Alors que le Mur s’effondrait et que les craintes d’une réaction soviétique s’éloignaient, les dominos commencèrent à tomber à un rythme accéléré. En octobre, la police anti-émeute a arrêté des centaines de personnes à Prague après une manifestation non autorisée; quelques semaines plus tard, des centaines de milliers de personnes se sont rassemblées à Prague pour protester contre le gouvernement. Alexander Dubcek, le communiste réformiste qui a dirigé le printemps de Prague en 1968, a fait sa première apparition publique en plus de deux décennies. Un nouveau gouvernement non communiste a pris les rênes du pays le 5 décembre et le 29 décembre, Vaclav Havel, le célèbre dramaturge et dissident, a été élu président. En Bulgarie, des manifestations conduisent à la destitution de Todor Jivkov, le dirigeant de longue date du Parti communiste bulgare, et à son remplacement par le communiste réformiste Petar Mladenov.
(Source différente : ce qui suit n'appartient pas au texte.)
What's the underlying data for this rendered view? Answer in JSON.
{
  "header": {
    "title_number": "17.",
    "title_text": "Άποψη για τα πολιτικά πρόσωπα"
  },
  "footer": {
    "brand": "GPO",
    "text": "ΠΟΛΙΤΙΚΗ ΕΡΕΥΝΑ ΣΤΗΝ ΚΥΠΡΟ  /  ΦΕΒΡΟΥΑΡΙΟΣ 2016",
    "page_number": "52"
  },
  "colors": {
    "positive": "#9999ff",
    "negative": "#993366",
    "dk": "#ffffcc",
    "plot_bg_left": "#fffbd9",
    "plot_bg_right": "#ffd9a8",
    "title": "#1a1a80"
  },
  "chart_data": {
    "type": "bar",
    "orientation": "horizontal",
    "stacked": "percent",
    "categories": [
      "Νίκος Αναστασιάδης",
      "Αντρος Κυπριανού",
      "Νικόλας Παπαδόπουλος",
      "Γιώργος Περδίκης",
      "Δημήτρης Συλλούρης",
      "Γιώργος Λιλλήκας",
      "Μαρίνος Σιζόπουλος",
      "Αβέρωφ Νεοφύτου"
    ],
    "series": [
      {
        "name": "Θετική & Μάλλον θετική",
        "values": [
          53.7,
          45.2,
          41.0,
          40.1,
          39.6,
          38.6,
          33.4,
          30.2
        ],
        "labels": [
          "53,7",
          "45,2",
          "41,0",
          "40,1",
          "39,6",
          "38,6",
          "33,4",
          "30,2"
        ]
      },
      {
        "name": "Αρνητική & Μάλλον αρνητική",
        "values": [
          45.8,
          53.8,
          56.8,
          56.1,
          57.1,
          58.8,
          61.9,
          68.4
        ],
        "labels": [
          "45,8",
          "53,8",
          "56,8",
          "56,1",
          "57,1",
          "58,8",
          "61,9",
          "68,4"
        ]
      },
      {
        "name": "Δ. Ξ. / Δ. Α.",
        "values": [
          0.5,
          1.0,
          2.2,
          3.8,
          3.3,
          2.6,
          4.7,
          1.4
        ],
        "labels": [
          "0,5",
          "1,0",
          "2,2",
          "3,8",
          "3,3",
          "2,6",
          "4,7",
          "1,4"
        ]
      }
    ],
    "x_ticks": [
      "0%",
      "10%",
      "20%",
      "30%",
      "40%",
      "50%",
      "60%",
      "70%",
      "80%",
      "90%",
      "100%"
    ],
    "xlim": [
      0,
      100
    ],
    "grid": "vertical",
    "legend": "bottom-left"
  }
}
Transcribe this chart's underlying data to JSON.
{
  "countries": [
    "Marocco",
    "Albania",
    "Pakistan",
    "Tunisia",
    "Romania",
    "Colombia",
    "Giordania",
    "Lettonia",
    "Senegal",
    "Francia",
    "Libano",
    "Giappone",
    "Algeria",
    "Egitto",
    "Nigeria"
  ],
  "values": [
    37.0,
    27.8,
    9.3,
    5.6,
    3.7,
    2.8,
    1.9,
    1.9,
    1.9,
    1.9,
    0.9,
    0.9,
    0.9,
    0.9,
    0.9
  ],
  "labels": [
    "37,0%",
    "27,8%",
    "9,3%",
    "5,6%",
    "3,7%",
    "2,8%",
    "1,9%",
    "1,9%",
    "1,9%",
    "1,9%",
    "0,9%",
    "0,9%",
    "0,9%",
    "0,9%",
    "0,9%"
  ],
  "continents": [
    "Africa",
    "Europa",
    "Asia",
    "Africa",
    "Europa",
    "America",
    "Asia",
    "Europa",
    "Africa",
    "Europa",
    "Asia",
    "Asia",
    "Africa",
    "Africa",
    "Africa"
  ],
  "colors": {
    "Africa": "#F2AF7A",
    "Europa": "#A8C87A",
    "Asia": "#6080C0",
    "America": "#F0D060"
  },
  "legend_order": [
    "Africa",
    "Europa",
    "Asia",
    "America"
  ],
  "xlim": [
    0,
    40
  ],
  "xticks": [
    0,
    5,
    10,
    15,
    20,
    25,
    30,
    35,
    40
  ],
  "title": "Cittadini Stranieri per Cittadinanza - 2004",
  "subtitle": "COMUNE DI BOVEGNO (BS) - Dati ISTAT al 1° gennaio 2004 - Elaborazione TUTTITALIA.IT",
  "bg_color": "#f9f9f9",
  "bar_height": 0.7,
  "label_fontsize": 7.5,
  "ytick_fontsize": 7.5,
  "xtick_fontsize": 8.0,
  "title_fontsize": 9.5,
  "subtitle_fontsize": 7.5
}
Le nouveau gouvernement a rapidement annoncé que le gouvernement organiserait des élections libres en 1990.

Ce n’est qu’en Roumanie que les événements sont devenus violents. Nicolae Ceausescu, relique de plus en plus idiosyncratique de l’époque stalinienne, refusait toute réforme. Le 17 décembre à Timisoara, l’armée et la police ont tiré sur la foule qui protestait contre la politique du gouvernement, faisant des dizaines de morts. Les manifestations se sont étendues à d’autres villes, avec des centaines de morts lorsque Ceausescu a ordonné la répression violente des manifestations le 21 décembre. Le lendemain, Ceausescu a été contraint de fuir Bucarest et a été arrêté par des unités de l’armée dans la campagne. Le gouvernement intérimaire, dirigé par un communiste réformiste Ion Iliescu, a organisé un procès simulé rapide et Ceausescu et son épouse ont été exécutés le 25 décembre.

À l’été 1990, tous les anciens régimes communistes d’Europe de l’Est ont été remplacés par des gouvernements démocratiquement élus. En Pologne, en Hongrie, en Allemagne de l’Est et en Tchécoslovaquie, des partis de centre-droit nouvellement formés ont pris le pouvoir pour la première fois depuis la fin de la Seconde Guerre mondiale. En Bulgarie et en Roumanie, les communistes réformés ont conservé le contrôle des gouvernements, mais de nouveaux partis de centre-droit sont entrés dans les Parlements et sont devenus actifs sur la scène politique. La voie a été tracée pour la réintégration de l’Europe de l’Est dans les cadres économiques, politiques et sécuritaires occidentaux. Dans son journal du 10 novembre 1989, Anatoly Chernyaev, conseiller en politique étrangère de Gorbatchev, a noté que la chute du mur représentait « un changement dans l’équilibre mondial des forces” et la fin de Yalta.

Réunis à Malte le 2 décembre, Bush et Gorbatchev ont  » enterré la guerre froide au fond de la Méditerranée ”, comme l’a décrit plus tard l’un des collaborateurs de Gorbatchev. Dans ses mémoires, Bush a noté que le rapport qu’il avait établi avec Gorbatchev lors de cette réunion s’avérerait bénéfique plus tard. Et bien que Scowcroft ne pensait pas encore que la guerre froide était terminée, il a noté que la politique américaine de l’époque avait évolué, « de soutenir tranquillement les transformations à cultiver l’acquiescement soviétique, voire la collaboration, en eux.”